The issue in question is the donation of property to children as a strategy to avoid tax liabilities. According to Article 42.2.a) of the General Tax Law, the Treasury considers family members jointly and severally liable for tax liability if they receive property from the principal debtor through any legal business or contract and hinder the collection of the debt. However, they would only be required to pay the value of the assets and rights transferred, not the total amount of the parent's tax debt. For example, if a father has a debt of 400,000 euros and donates property to his children worth 280,000 euros, the latter would only be liable for that value.

It is important to note that liability does not depend on whether or not the taxpayer was aware of the debt at the time of transferring the assets. The tax authorities usually consider any donation or transfer as fraudulent, even if it is made before the taxpayer is notified of the liquidation of the debt. This is because the obligation to pay arises from the moment the taxable event of the tax is realized, and all the debtor's assets are subject to the payment of the tax debt.

However, in a Supreme Court ruling issued on March 25, 2021, it was established that minors cannot be considered conscious and voluntary collaborators in the concealment of assets, since they lack capacity to act. This ruling did not explicitly address the possibility of attributing legal business to the legal representatives of minors. Furthermore, the Supreme Court warned that this doctrine does not prejudge the validity of the legal transactions, nor does it prevent the Administration from taking civil or criminal action against the adults responsible in case of fraudulent practices.

Subsequently, in a resolution of the Central Economic-Administrative Tribunal (TEAC) dated May 19, 2023, it was stated that parents who accept donations on behalf of their minor children can be held liable for the tax debt. This resolution was based on Article 42.2.a) of the General Tax Law and pointed out that the hidden intention to avoid collection by the Tax Administration is evident when the donation is carried out together with the payment of the Gift Tax.

It is important to note that this resolution does not constitute a binding doctrine for the Tax Administration, since it was issued in the context of an appeal filed by the taxpayer and has not been reiterated. However, it reflects the current interpretation of the Tax Authorities on this matter.

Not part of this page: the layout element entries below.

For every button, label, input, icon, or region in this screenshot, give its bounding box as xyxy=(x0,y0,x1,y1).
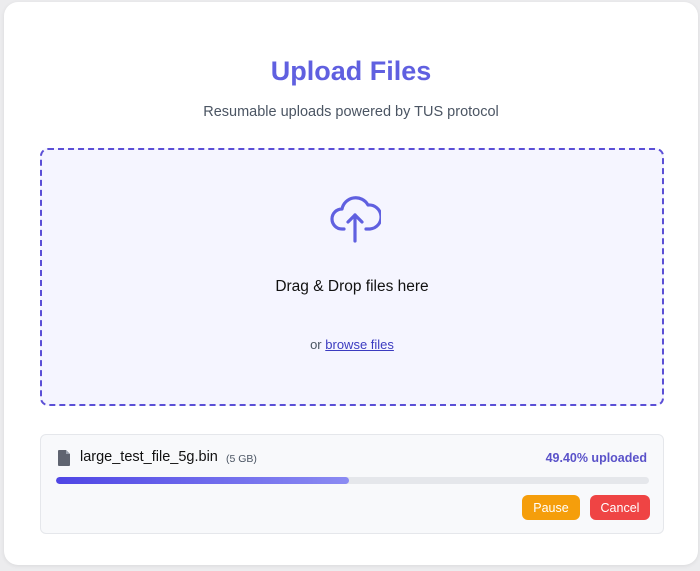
progress-bar xyxy=(56,477,649,484)
progress-status: 49.40% uploaded xyxy=(545,451,647,465)
or-label: or xyxy=(310,337,322,352)
drop-zone[interactable]: Drag & Drop files here or browse files xyxy=(40,148,664,406)
file-size: (5 GB) xyxy=(226,453,257,465)
cancel-button[interactable]: Cancel xyxy=(590,495,650,520)
upload-card: Upload Files Resumable uploads powered b… xyxy=(4,2,698,565)
file-name: large_test_file_5g.bin xyxy=(80,449,218,465)
file-icon xyxy=(58,450,70,466)
browse-files-link[interactable]: browse files xyxy=(325,337,394,352)
cloud-upload-icon xyxy=(330,196,381,243)
drop-instruction: Drag & Drop files here xyxy=(275,278,429,295)
pause-button[interactable]: Pause xyxy=(522,495,580,520)
page-subtitle: Resumable uploads powered by TUS protoco… xyxy=(203,104,499,120)
upload-item: large_test_file_5g.bin (5 GB) 49.40% upl… xyxy=(40,434,664,534)
browse-line: or browse files xyxy=(42,337,662,352)
page-title: Upload Files xyxy=(270,56,432,86)
progress-bar-fill xyxy=(56,477,349,484)
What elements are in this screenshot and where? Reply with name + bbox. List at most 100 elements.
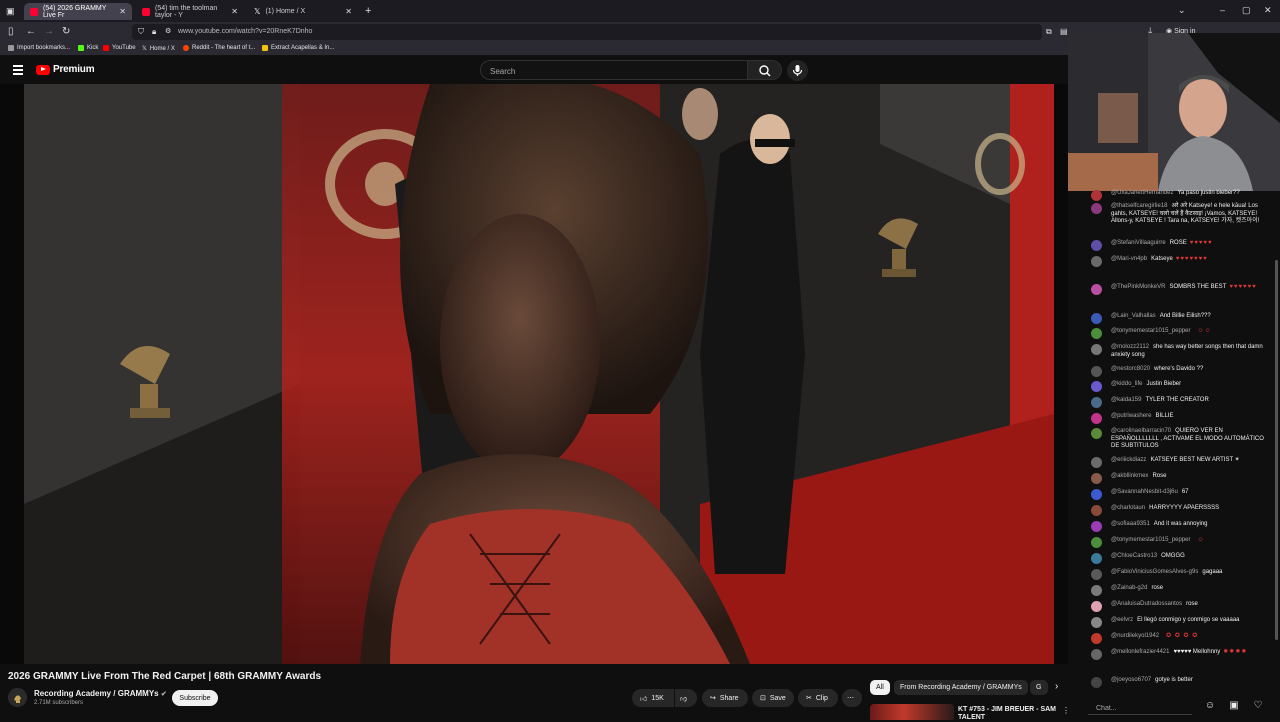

The discussion arises as to whether those who act solely on behalf of others should assume all the legal consequences of a legal transaction in which they are not directly involved. Furthermore, the Supreme Court warns about the risk of possible tax fraud cases if the established doctrine is used inappropriately.

In view of this situation, it is recommended that resolutions declaring parents acting on behalf of their minor children to be liable for the tax debt by accepting donations that prejudice the rights of the Treasury be challenged, in accordance with Article 42.2.a) of the General Tax Law.